Additive Bayesian Networks (ABN) analysis

To further assess the inter-dependency between maternal metabolic risk factors and their association with birthweight and CBI, Additive Bayesian Network(ABN) model - an unsupervised machine learning method - was conducted. Bayesian network analysis is a form of structure discovery statistical modelling that derives, from empirical data, a graphical network describing the dependency structure between variables, shown as directed acyclic graphs(DAGs)(12). ABNs comprise of DAGs where each node in the graph comprises a generalized linear model(GLM) or a generalized linear mixed model(GLMM). ABN model is suitable for analysing highly complex epidemiological data comprising many inter-dependent variables(11).

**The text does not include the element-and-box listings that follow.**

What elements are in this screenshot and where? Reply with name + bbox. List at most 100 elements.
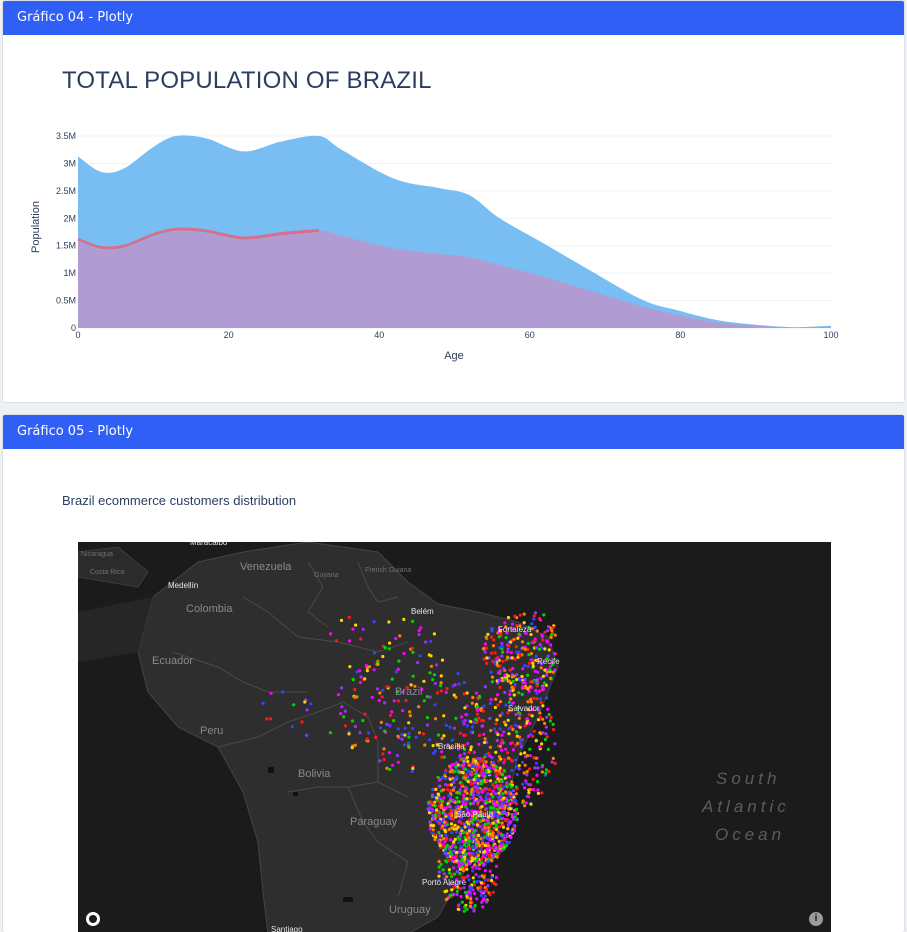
customer-point (467, 750, 471, 754)
customer-point (469, 782, 474, 786)
customer-point (520, 692, 524, 696)
customers-map[interactable]: Nicaragua Costa Rica Maracaibo Venezuela Guy… (78, 542, 831, 932)
customer-point (411, 619, 415, 623)
customer-point (541, 638, 545, 642)
customer-point (483, 812, 487, 816)
customer-point (444, 833, 448, 837)
customer-point (481, 905, 485, 909)
customer-point (511, 748, 515, 752)
customer-point (505, 812, 509, 816)
customer-point (445, 889, 449, 893)
customer-point (379, 720, 383, 724)
customer-point (459, 895, 463, 899)
customer-point (515, 772, 519, 777)
customer-point (521, 685, 525, 689)
customer-point (466, 874, 470, 878)
customer-point (494, 864, 499, 868)
customer-point (436, 775, 440, 779)
customer-point (407, 735, 411, 739)
customer-point (456, 671, 460, 676)
y-tick-label: 2.5M (56, 186, 76, 196)
customer-point (500, 679, 504, 683)
customer-point (455, 775, 459, 779)
customer-point (430, 793, 435, 797)
customer-point (514, 799, 518, 803)
customer-point (359, 637, 363, 641)
customer-point (510, 768, 514, 772)
customer-point (514, 712, 518, 717)
customer-point (342, 715, 346, 719)
customer-point (474, 691, 479, 695)
mapbox-logo-icon[interactable] (86, 912, 100, 926)
customer-point (482, 732, 486, 736)
customer-point (433, 833, 437, 837)
customer-point (469, 834, 473, 838)
customer-point (463, 905, 467, 909)
customer-point (475, 789, 480, 793)
customer-point (512, 788, 516, 793)
customer-point (491, 839, 495, 843)
series-male-line[interactable] (77, 227, 320, 250)
customer-point (448, 882, 452, 887)
customer-point (477, 867, 481, 871)
customer-point (477, 774, 481, 778)
customer-point (478, 795, 483, 799)
customer-point (509, 697, 513, 701)
customer-point (383, 646, 387, 650)
customer-point (506, 711, 510, 715)
map-label: Salvador (508, 704, 540, 713)
customer-point (495, 848, 499, 852)
customer-point (515, 673, 519, 677)
customer-point (489, 728, 493, 733)
map-label: Porto Alegre (422, 878, 467, 887)
series-female-area[interactable] (78, 230, 831, 328)
customer-point (426, 807, 430, 811)
customer-point (385, 766, 389, 770)
customer-point (500, 810, 504, 815)
customer-point (405, 685, 409, 690)
customer-point (479, 782, 484, 786)
customer-point (449, 822, 454, 826)
customer-point (455, 878, 459, 882)
customer-point (491, 760, 496, 764)
customer-point (348, 665, 352, 669)
customer-point (527, 653, 531, 657)
customer-point (480, 805, 484, 809)
customer-point (401, 690, 405, 694)
customer-point (506, 615, 510, 620)
customer-point (470, 856, 474, 860)
customer-point (438, 843, 442, 848)
customer-point (467, 839, 471, 843)
customer-point (467, 829, 472, 833)
customer-point (507, 791, 511, 795)
customer-point (401, 709, 405, 713)
customer-point (475, 705, 479, 709)
customer-point (497, 635, 501, 639)
customer-point (443, 840, 447, 844)
customer-point (398, 634, 402, 638)
customer-point (521, 799, 525, 803)
population-area-chart[interactable]: 0 20 40 60 80 100 0 0.5M 1M 1.5M 2M 2.5M 3M 3.5M Age… (3, 35, 905, 403)
info-icon[interactable]: i (809, 912, 823, 926)
customer-point (463, 825, 467, 829)
customer-point (484, 841, 488, 845)
customer-point (474, 769, 478, 774)
customer-point (432, 673, 437, 677)
customer-point (402, 743, 407, 747)
customer-point (479, 706, 483, 711)
customer-point (438, 796, 442, 800)
customer-point (498, 794, 502, 798)
customer-point (485, 900, 489, 904)
customer-point (417, 705, 421, 709)
customer-point (439, 684, 443, 688)
customer-point (526, 641, 530, 646)
customer-point (474, 872, 478, 877)
customer-point (448, 770, 452, 774)
customer-point (500, 804, 505, 808)
customer-point (300, 720, 304, 724)
customer-point (512, 693, 516, 697)
customer-point (420, 687, 424, 692)
customer-point (519, 742, 523, 746)
customer-point (458, 731, 462, 735)
customer-point (477, 863, 481, 867)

Ten variables were chosen for ABN based on prior knowledge gained from literature and findings of the classical statistical analyses. These ten variables were maternal age, maternal pre-pregnancy BMI, maternal fasting glycaemia in OGTT, early GWG, maternal fasting plasma HDL-C and triglycerides in the second trimester, birthweight Z-Score, cord blood insulin, gestational age at delivery, and neonatal sex. GWG was adjusted for gestational age at weight measurement in mid-pregnancy. Cord blood insulin was adjusted for sample storage duration. All continuous variables were standardized to Z-Scores to eliminate the influence of different measurement units. Mother-child pairs with missing data were excluded(n=93/1522, 6%).
Firstly, an optimal DAG with the best goodness of fit(highest log marginal likelihood) was identified. Next, parametric bootstrapping(12800 samples) was performed to address the potential overfitting. Full technical details are provided in the supplementary file(S5). ABN analysis was conducted in R 3.4.4(The R Foundation for Statistical Computing) using ‘abn’ package(11).